In der kleinen Seestadt Gelendzhik in Russland gibt es ganz in der Nähe eines behaglichen Fichtenwaldes ein Ort der ganz besonderen "Art". Die freischaffende Künstlerin Nina schenkt hier Müll, der lieblos weggeworfen wurde, ein zweites Leben. Aus ihrer Leidenschaft zur Kunst und der Abscheu gegen Umweltverschmutzung heraus, hat sie eine eigene Galerie gegründet – das „Weiße Pferd“. Das Besondere an ihrer Galerie: Hier kann man Kunst nicht nur ansehen, sondern auch selbst welche erschaffen. SPIESSER-Autor Dmitry hat die Künstlerin besucht.
Dieser Beitrag entstand
in Zusammenarbeit mit RWE.
Nina Nikiforova ist Künstlerin mit Leib und Seele. Ihre
Kunst widmet sie der Umwelt. Foto: privat
Frau Nikiforova, sie leben an der Küste am Schwarzen Meer und stellen aus Müll Kunst her. Wann und vor allem warum sind Sie auf die Idee gekommen, sich dem Thema Umwelt auf eine so ungewöhnliche Weise zu nähern?

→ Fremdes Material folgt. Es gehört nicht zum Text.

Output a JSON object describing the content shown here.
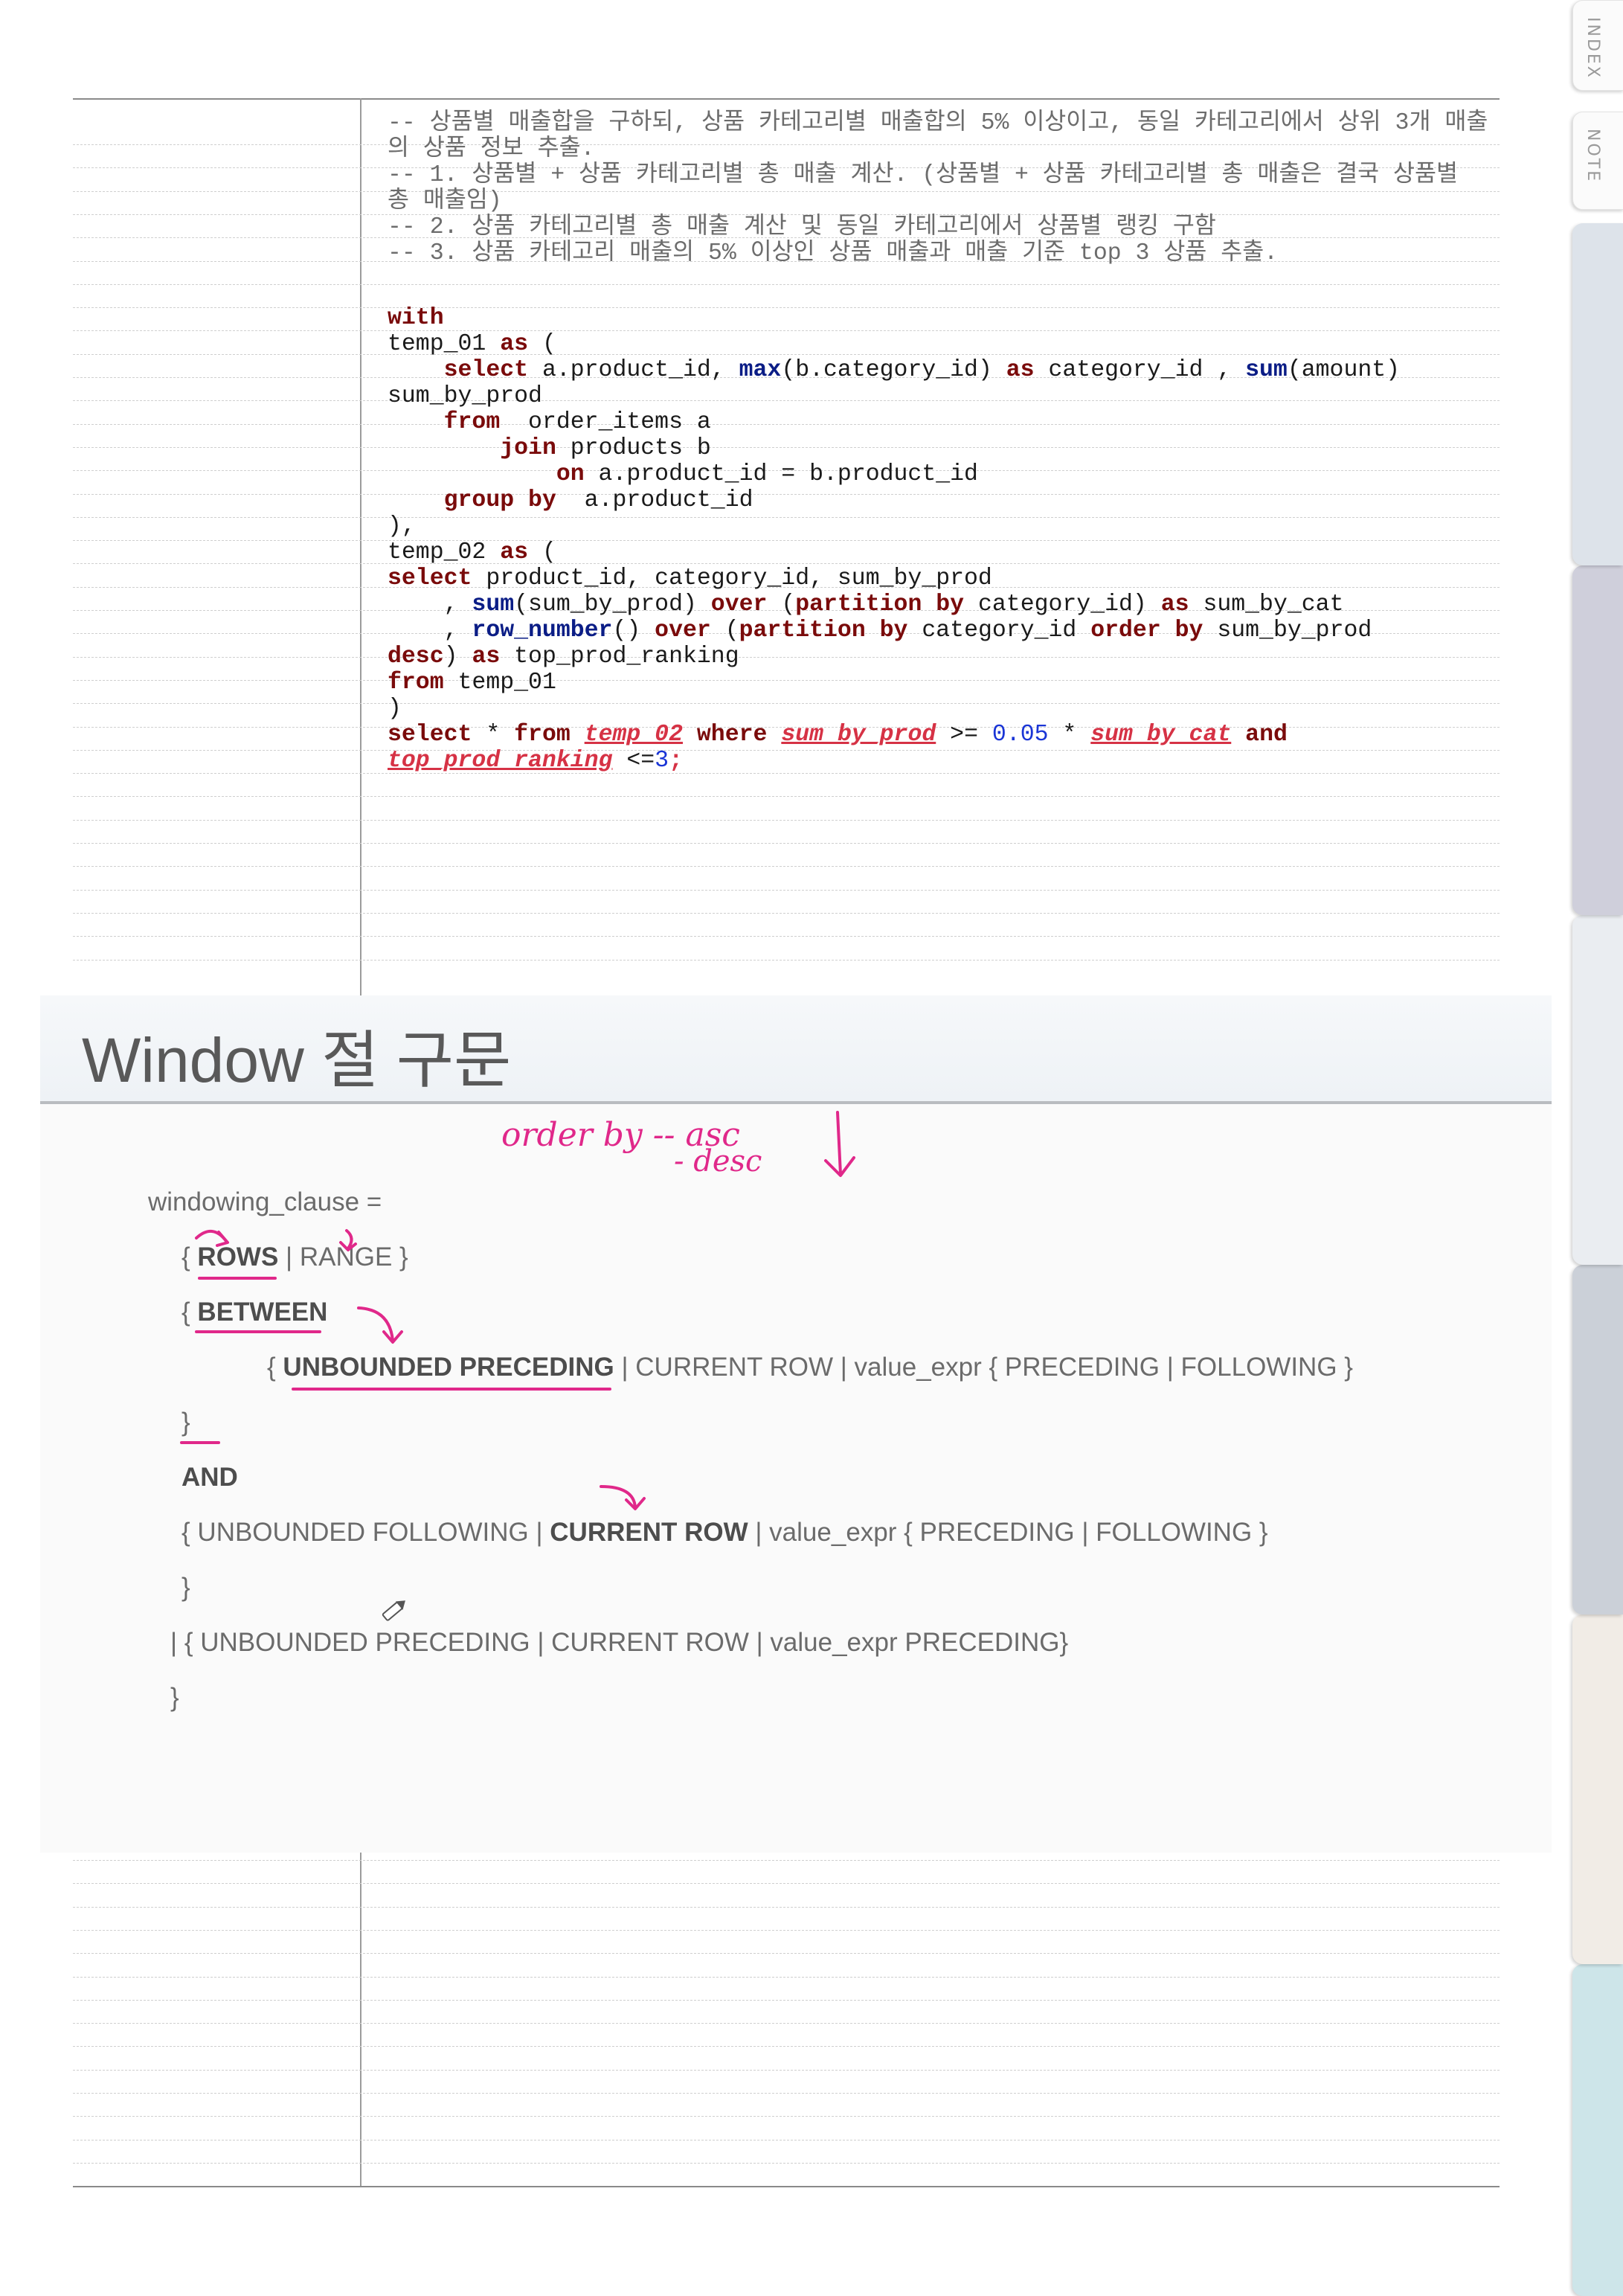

Ich selbst nenne es gerne „ökologische Kunst“. Ich verwende vorwiegend Müll, den ich hier an der Küste aufsammle und stelle daraus Wohn- und Landschaftsgegenstände her sowie reine Kunstobjekte. Normalerweise sollten der Müll auf Deponien lagern, doch unheimlich viel davon findet sich leider in Sträuchern oder oder am Strand. Mir war es einfach sehr peinlich, ein gleichgültiger Zuschauer zu bleiben und zu beobachten, wie sich unser Planet allmählich in einen Müllhaufen verwandelt. Deswegen hatte ich die Idee, durch meine Kunst auf diesen Missstand aufmerksam zu machen. Natürlich kann ich die Erde nicht allein sauberer machen. Natürlich reicht der von mir in der Arbeit benutzte Müll nicht, um in materieller Hinsicht zu behaupten, dass das ökologische Problem gelöst sei. Aber dafür kann ich behaupten, dass die Besucher meiner Galerie über die Umweltprobleme nachdenken.

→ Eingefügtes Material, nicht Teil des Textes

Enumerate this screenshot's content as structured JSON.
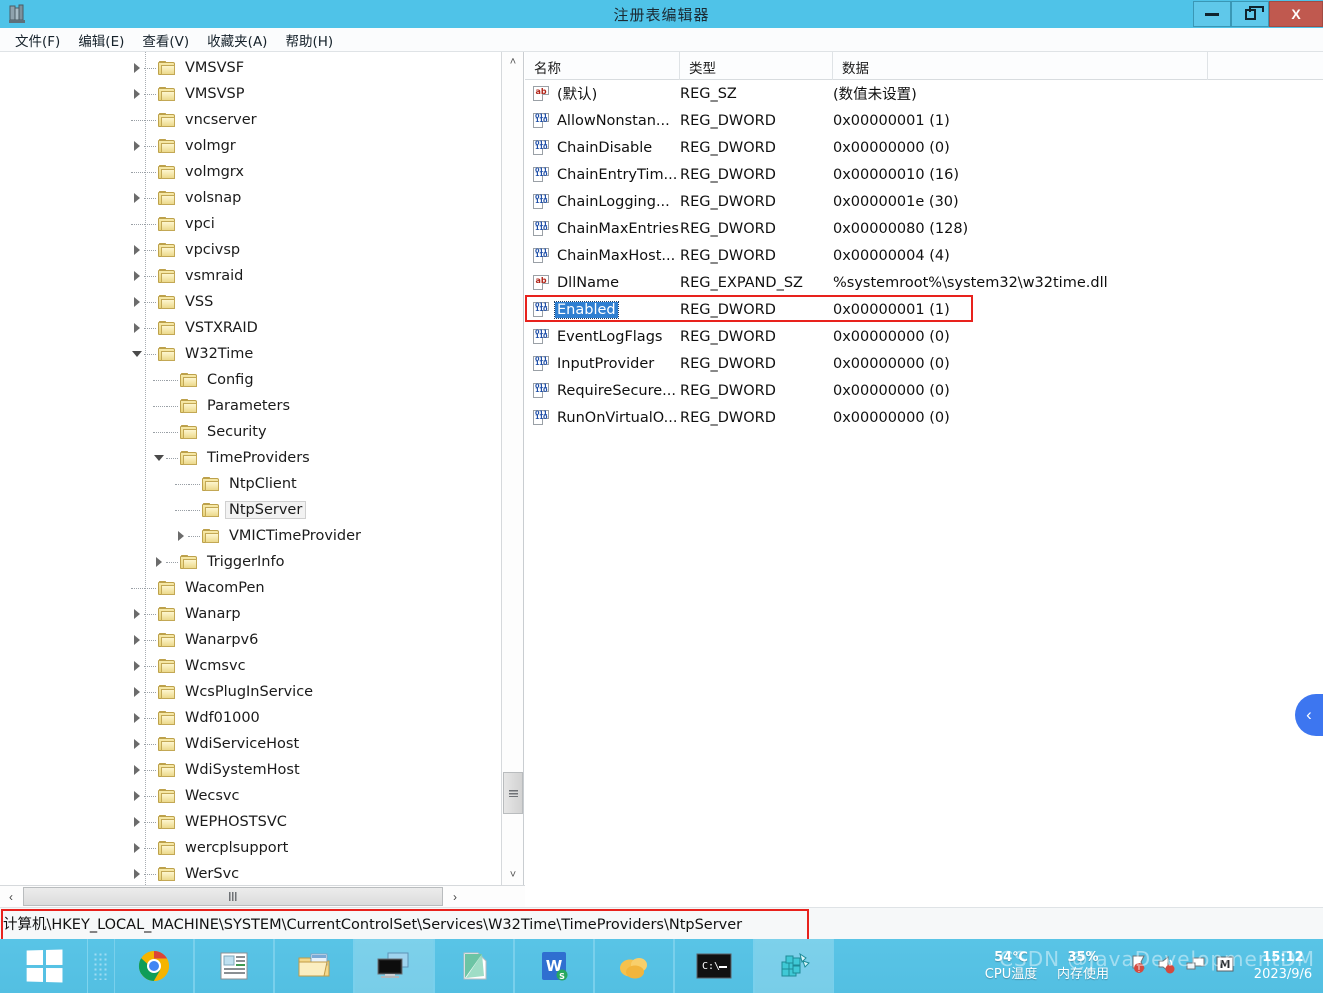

Warum haben Sie Ihre Galerie „Weißes Pferd“ genannt?
Ein weißes Pferd ist bei den Indianern das Symbol für Freiheit, Stärke und Glauben. Sie nahmen weiße Pferde früher immer in neue Länder mit. Die Indianer sagten ihnen nach, dass sie immer den Weg zu sauberem Wasser finden. Ich fand, das passt irgendwie zu mir und der Situation hier an der Küste.
Was wollen Sie mit Ihrer Arbeit erreichen?
Natürlich ist mein Hauptziel, die Aufmerksamkeit der Menschen auf das Problem der Naturverschmutzung zu lenken. Die Bildung der ökologischen Denkweise ist für mich ganz wichtig. Ich finde jeder Mensch muss verstehen, dass er selbst mitbestimmen kann, auf welcher Erde er, seine Kinder und Enkel leben.
Selbstverständlich passe ich dabei ganz besonders auf meine Heimat und die Küste des Schwarzen Meeres auf. Am Eingang zu meiner Galerie steht ein Zaun, der aus 50.000 Flaschen besteht. Ich habe sie alle hier am Strand gesammelt – und zwar nur auf einem kleinen Abschnitt! Leider werden aber immer wieder neue Flaschen angespült. Aber auch, wenn mir die Küste hier besonders am Herzen liegt, so bin ich doch der Meinung, dass man globaler denken muss.
Gibt es viele Menschen, die bereit sind, Sie bei Ihrer Arbeit zu unterstützen? Wie sieht es speziell bei jungen Menschen aus?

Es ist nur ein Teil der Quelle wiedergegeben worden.